Und was hat sich durch die beiden Titel für dich geändert?
Alina Ammann: Ich bin jetzt Profi-Athletin. Ich kann den Fokus komplett auf den Sport richten. Vorher habe ich hauptsächlich studiert, jetzt habe ich zwar grade mein Masterstudium in klinischer Psychologie und Psychotherapie begonnen, aber das läuft mehr nebenbei. Ich denke, diese Konzentration aufs Laufen bringt mir noch mal einen Leistungspush.

Planst du dieses Jahr schon für die Olympischen Spiele in Paris oder liegt dein Fokus auf den Europameisterschaften in Rom?
Alina Ammann: Ich will vor allem gesund bleiben, damit ich durchtrainieren kann.
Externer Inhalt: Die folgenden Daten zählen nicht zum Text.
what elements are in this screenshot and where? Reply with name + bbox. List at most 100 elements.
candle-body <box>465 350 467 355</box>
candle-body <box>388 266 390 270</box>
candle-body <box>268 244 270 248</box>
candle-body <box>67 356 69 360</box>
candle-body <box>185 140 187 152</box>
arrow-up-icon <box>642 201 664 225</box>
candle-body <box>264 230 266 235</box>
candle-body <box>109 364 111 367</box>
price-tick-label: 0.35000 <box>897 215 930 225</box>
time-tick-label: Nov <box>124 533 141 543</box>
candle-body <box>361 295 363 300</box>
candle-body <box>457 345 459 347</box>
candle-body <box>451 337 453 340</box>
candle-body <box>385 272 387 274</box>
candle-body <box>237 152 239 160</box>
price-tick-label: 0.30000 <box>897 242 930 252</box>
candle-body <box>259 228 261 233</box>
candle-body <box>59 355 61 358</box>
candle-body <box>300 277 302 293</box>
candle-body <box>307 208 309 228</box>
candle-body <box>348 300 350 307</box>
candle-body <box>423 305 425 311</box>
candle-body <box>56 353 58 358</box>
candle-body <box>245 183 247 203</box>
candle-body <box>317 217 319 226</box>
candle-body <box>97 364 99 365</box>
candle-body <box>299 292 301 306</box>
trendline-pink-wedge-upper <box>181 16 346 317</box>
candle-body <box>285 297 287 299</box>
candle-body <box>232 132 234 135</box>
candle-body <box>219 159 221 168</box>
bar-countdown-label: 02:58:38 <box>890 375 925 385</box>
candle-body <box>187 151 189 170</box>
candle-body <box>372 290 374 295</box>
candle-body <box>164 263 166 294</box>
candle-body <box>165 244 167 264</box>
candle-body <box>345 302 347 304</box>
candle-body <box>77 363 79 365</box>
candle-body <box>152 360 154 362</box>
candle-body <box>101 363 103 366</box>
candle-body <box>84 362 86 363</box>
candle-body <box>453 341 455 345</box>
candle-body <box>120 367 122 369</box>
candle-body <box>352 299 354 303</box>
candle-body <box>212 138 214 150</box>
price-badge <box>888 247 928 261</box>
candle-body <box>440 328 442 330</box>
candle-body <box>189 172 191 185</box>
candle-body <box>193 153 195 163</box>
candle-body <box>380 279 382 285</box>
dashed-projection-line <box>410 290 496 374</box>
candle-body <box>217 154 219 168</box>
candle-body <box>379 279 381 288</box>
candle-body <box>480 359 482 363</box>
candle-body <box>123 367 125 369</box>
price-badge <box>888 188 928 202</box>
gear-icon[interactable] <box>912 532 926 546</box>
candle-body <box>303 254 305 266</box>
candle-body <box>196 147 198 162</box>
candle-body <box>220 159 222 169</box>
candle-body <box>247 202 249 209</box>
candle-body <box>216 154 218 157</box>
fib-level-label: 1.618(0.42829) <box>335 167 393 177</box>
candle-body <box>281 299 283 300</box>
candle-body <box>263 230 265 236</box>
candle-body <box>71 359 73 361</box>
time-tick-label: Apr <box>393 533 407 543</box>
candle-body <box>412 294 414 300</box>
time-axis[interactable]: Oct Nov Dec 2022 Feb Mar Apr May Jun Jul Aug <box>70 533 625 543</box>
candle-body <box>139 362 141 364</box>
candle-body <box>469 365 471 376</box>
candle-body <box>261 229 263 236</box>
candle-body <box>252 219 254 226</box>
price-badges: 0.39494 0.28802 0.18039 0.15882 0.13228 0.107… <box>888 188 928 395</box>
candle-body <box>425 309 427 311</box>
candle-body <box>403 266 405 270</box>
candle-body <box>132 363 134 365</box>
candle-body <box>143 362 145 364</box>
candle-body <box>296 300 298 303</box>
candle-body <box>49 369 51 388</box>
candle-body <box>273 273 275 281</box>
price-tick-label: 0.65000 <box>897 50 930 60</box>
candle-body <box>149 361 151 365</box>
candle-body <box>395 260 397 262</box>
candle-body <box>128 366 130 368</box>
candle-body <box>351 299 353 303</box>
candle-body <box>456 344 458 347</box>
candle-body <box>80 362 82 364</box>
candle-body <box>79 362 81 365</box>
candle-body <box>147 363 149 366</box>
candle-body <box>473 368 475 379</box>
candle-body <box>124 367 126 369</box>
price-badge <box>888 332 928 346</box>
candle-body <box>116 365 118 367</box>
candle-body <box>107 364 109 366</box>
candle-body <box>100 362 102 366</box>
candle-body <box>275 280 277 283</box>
Dann kommt mit der nötigen Lockerheit auch die Leistung, aus der sich alles weitere ergibt. Ich mache mir keinen Druck mit der Qualifikation für die EM oder für Olympia.

Begeistert von neuen Community-Läufen und Renn-Formaten wie den Fast Laps auf einer Go-Kart-Bahn in Berlin

Wie wichtig ist es für euch als Spitzenläuferinnen, zur Laufcommunity zu gehören, die wächst und wächst und in der junge Leute auch immer wieder neue Formate entwickeln?
Hanna Klein: Das ist richtig cool. Ich war zuletzt beispielweise bei einem Event zu Gast, das der Berlin Track Club zusammen mit Nike organisiert hat. Da wurden auf einer 200 Meter langen Runde mit vielen engen Kurven und Ecken auf einer Indoor-Go-Kart-Bahn Staffelrennen, Ausscheidungsrennen und Rennen über Mittelstrecken ausgetragen. Mit DJ, Lichteffekten, Partystimmung und vor allem mit Laufcrews aus ganz Europa, die das gemeinsame Rennen als Teamwettkampf begreifen und Bock aufs Laufen haben. Das hat riesigen Spaß gemacht, obwohl ich selbst gar nicht gelaufen bin, weil es nicht in den Trainingsplan und in meine Vorbereitung auf die Olympiasaison gepasst hat.
Alina Ammann: Die Stimmung auf der Bahn, auf der sonst Elektro-Go-Karts in Berlin fahren, war krass. Ich finde es ganz wichtig, das Laufen im Team zu erleben und die Begeisterung dafür zu teilen. Ich trainiere jeden Tag mit meiner Hamburger Gruppe, obwohl das größtenteils Langsprinterinnen und Langstreckler sind, die andere Disziplinen im Fokus haben als ich. Das ist Freundeskreis und Trainingsgruppe in einem. Wir verstehen uns super und finden immer Möglichkeiten, zusammen zu trainieren. Es kommt darauf an, so oft wie möglich zusammen auf der Bahn zu sein. Und die Leidenschaft fürs Laufen und die damit verbundenen Herausforderungen gemeinsam zu lieben.